What is a buffalo wallow?

Buffalo wallows are depressions in land formed hundreds of years ago, when buffalo used to scrape the surface, roll and lie about.

Forming a wallow was a way for buffalo to shed their winter coats and protect against insect bites. By rolling around, a layer of dirt would form on the skin, serving as protection against insects. During mating season, buffalo would urinate in their wallows before rolling around to attract mates.

photo by: Lauren Fox

A buffalo wallow is pictured on Mike Moddrell’s land in southwest Douglas County on June 16.
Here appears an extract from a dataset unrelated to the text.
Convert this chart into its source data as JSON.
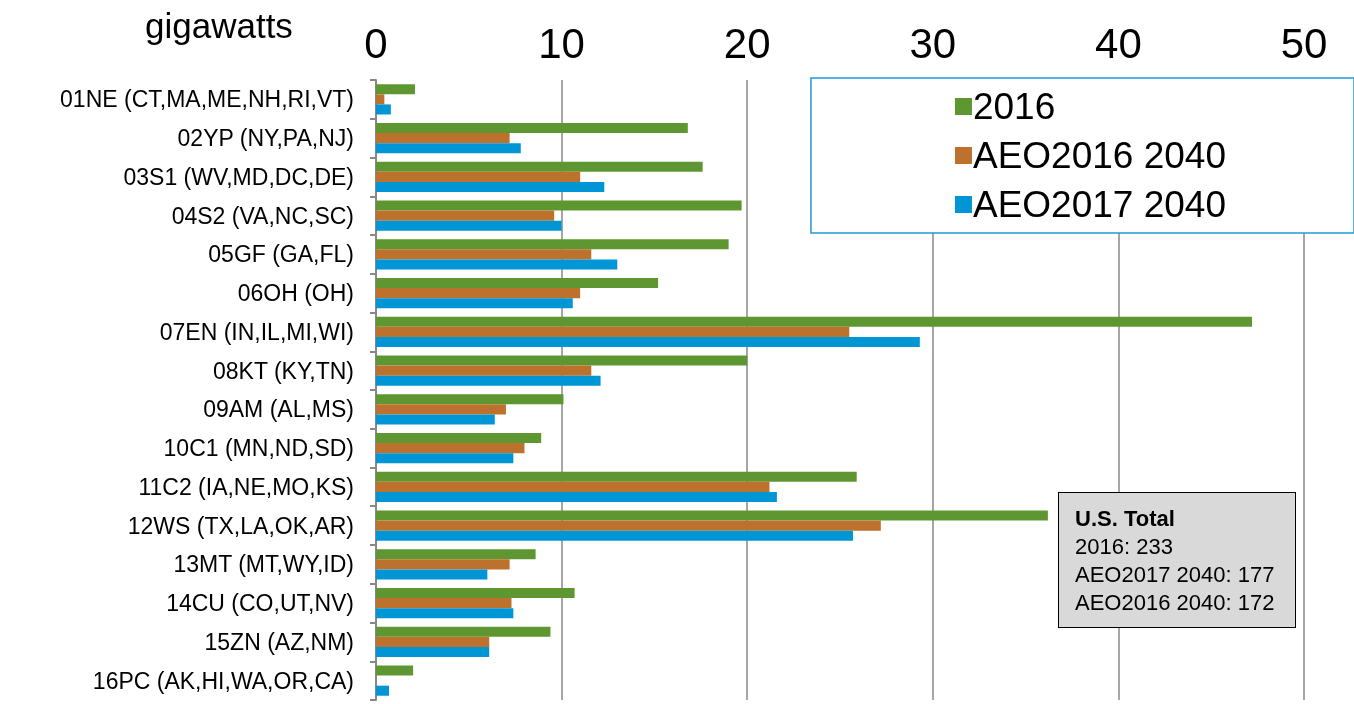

Wallows typically ranged from 2 to 4 feet deep, Haines said, and could be anywhere from 6 feet to 75 feet across.

The ones on Moddrell’s land were on the lower end of the spectrum — about 6 to 8 feet across — and lacked depth.
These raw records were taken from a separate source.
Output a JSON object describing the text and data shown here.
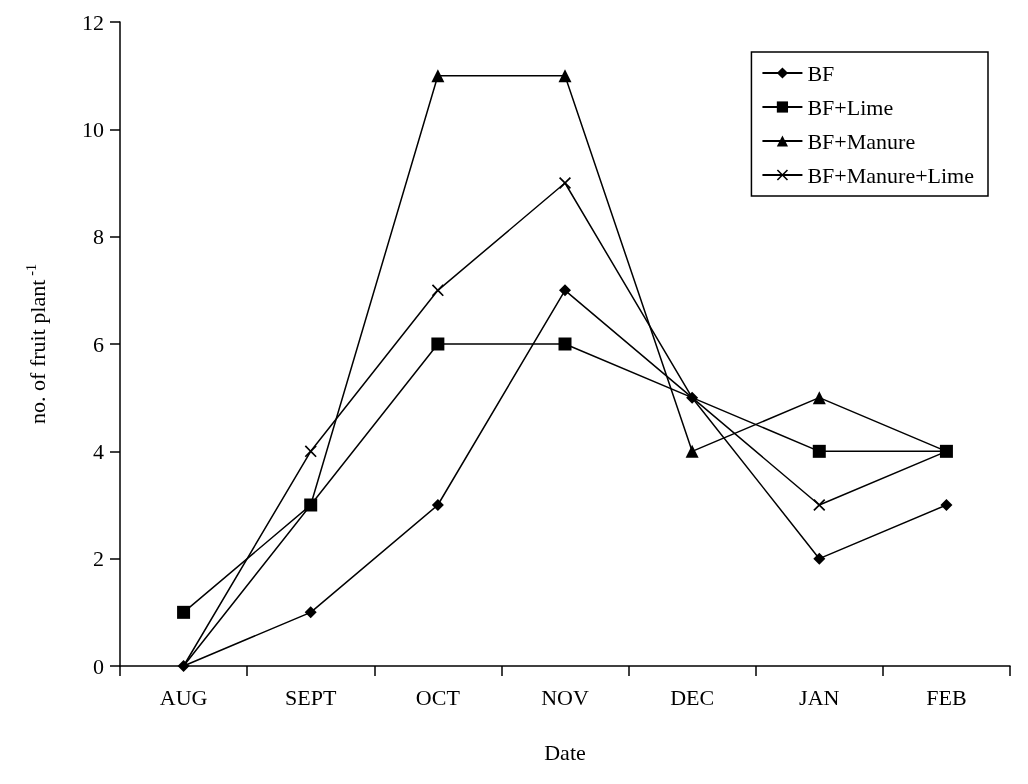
{
  "chart_data": {
    "type": "line",
    "xlabel": "Date",
    "ylabel": "no. of fruit plant$^{-1}$",
    "categories": [
      "AUG",
      "SEPT",
      "OCT",
      "NOV",
      "DEC",
      "JAN",
      "FEB"
    ],
    "series": [
      {
        "name": "BF",
        "color": "#000000",
        "marker": "diamond",
        "values": [
          0,
          1,
          3,
          7,
          5,
          2,
          3
        ]
      },
      {
        "name": "BF+Lime",
        "color": "#000000",
        "marker": "square",
        "values": [
          1,
          3,
          6,
          6,
          5,
          4,
          4
        ]
      },
      {
        "name": "BF+Manure",
        "color": "#000000",
        "marker": "triangle",
        "values": [
          0,
          3,
          11,
          11,
          4,
          5,
          4
        ]
      },
      {
        "name": "BF+Manure+Lime",
        "color": "#000000",
        "marker": "cross",
        "values": [
          0,
          4,
          7,
          9,
          5,
          3,
          4
        ]
      }
    ],
    "ylim": [
      0,
      12
    ],
    "yticks": [
      0,
      2,
      4,
      6,
      8,
      10,
      12
    ],
    "grid": false,
    "legend": "top right",
    "line_style": "solid"
  }
}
“Just think of how this has filled in over 100-plus years. At one time, it was a deep one,” Moddrell supposed of one of the wallows on his land. “They would have had a ball in it.”

Haines said the wallows on Moddrell’s land are identifiable based on the compacted soil and sedge plants within. Sedge plants are commonly found in damp environments, like marshes, and have triangular stems. The compacted soil is evidence that the large animals — some males weighed over 3,000 pounds — had lain and wallowed on the spot.

photo by: Lauren Fox

Mike Moddrell, left, and Haskell Indian Nations University professor Chuck Haines, right, approach a buffalo wallow on Moddrell’s land in southwest Douglas County.
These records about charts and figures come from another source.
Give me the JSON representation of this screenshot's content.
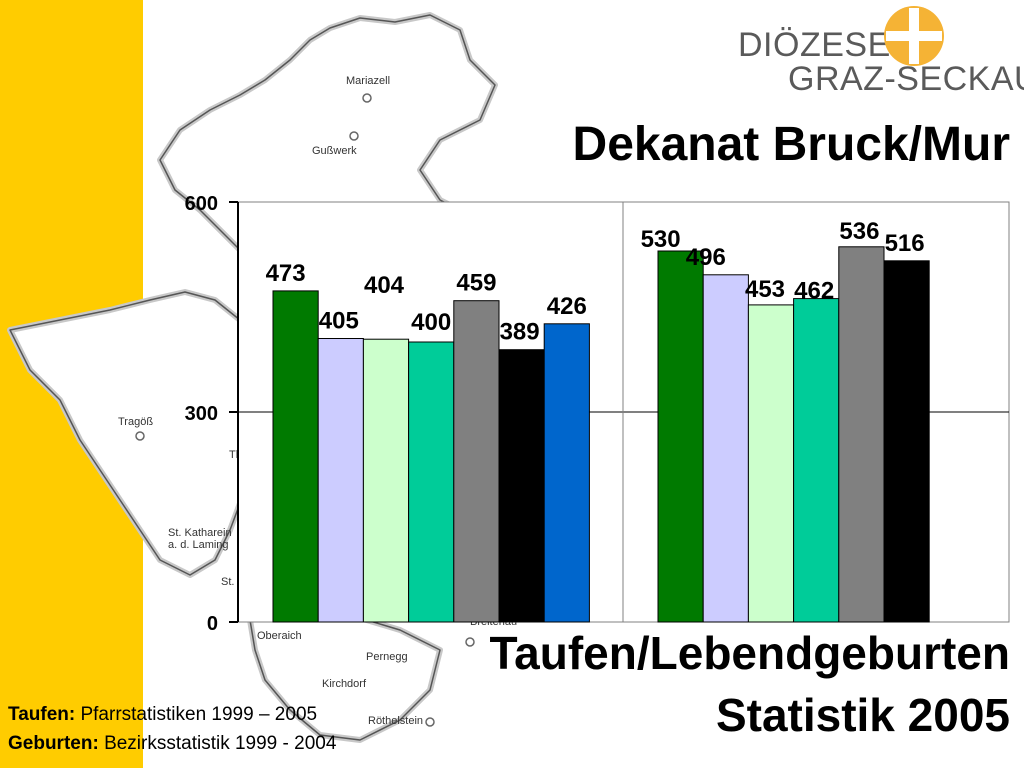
{
  "logo": {
    "line1": "DIÖZESE",
    "line2": "GRAZ-SECKAU"
  },
  "title": "Dekanat Bruck/Mur",
  "subtitle": {
    "line1": "Taufen/Lebendgeburten",
    "line2": "Statistik 2005"
  },
  "sources": {
    "taufen_label": "Taufen:",
    "taufen_text": "Pfarrstatistiken 1999 – 2005",
    "geburten_label": "Geburten:",
    "geburten_text": "Bezirksstatistik 1999 - 2004"
  },
  "map_labels": {
    "mariazell": "Mariazell",
    "gusswerk": "Gußwerk",
    "tragoss": "Tragöß",
    "thoerl": "Thörl",
    "st_katharein_1": "St. Katharein",
    "st_katharein_2": "a. d. Laming",
    "st_dionysen": "St. Dion",
    "oberaich": "Oberaich",
    "breitenau": "Breitenau",
    "pernegg": "Pernegg",
    "kirchdorf": "Kirchdorf",
    "roethelstein": "Röthelstein"
  },
  "colors": {
    "band": "#FFCC00",
    "bar_dark_green": "#007A00",
    "bar_lavender": "#CCCCFF",
    "bar_pale_green": "#CCFFCC",
    "bar_teal": "#00CC99",
    "bar_gray": "#808080",
    "bar_black": "#000000",
    "bar_blue": "#0066CC",
    "logo_cross": "#F5B335",
    "logo_text": "#5A5A5A"
  },
  "chart_data": {
    "type": "bar",
    "ylim": [
      0,
      600
    ],
    "y_ticks": [
      0,
      300,
      600
    ],
    "grid": true,
    "groups": [
      {
        "values": [
          473,
          405,
          404,
          400,
          459,
          389,
          426
        ],
        "colors": [
          "#007A00",
          "#CCCCFF",
          "#CCFFCC",
          "#00CC99",
          "#808080",
          "#000000",
          "#0066CC"
        ]
      },
      {
        "values": [
          530,
          496,
          453,
          462,
          536,
          516
        ],
        "colors": [
          "#007A00",
          "#CCCCFF",
          "#CCFFCC",
          "#00CC99",
          "#808080",
          "#000000"
        ]
      }
    ]
  }
}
Typically, buffalo wallows hold rainwater. Prior to the formation of railroads, Haines said, travelers on the Santa Fe and Oregon trails would not have survived without the buffalo-formed water holes. But when the Santa Fe Railway was created, wallows had to be filled in before construction — or travelers would have had a bumpy ride, Haines joked.

The wallows on Moddrell’s land at times hold water, but last week, after about a week and a half without rain, they were dry.

In one, a deer had recently passed through, evidenced by a footprint.

photo by: Lauren Fox

A deer track was present in one of the buffalo wallows on Mike Moddrell’s land on June 16.

‘There’s not very much of the prairie left in Douglas County’

When Moddrell purchased his land about 20 years ago, he noticed the buffalo wallows right away.

Moddrell grew up on a farm in Coleman, Mo., northeast of Peculiar, and “we had (buffalo wallows) clear over in Missouri,” he said. Growing up and working on farms, Moddrell said that farmers would typically avoid the wallows, but Moddrell remembered the one time a farmer neglected to do so — and got stuck.

Haines has seen numerous buffalo wallows in Douglas County, but he rarely sees them on prairie land. He called the flora on Moddrell’s land “really diverse” and frequently paused to examine and smell the plants.

photo by: Lauren Fox

Haskell Indian Nations University professor Chuck Haines said Mike Moddrell’s land has a diverse collection of Kansas prairie flora.

“You got the full range of wetland plants, prairie plants … You don’t find stuff like this too often,” Haines said. “There’s not very much of the prairie left in Douglas County.”

Moddrell typically allows cattle to graze on his land and plans to bring them back in July, but last week the view on Moddrell’s land was simply one of swaying grass and rolling hills — and the buffalo of imagination.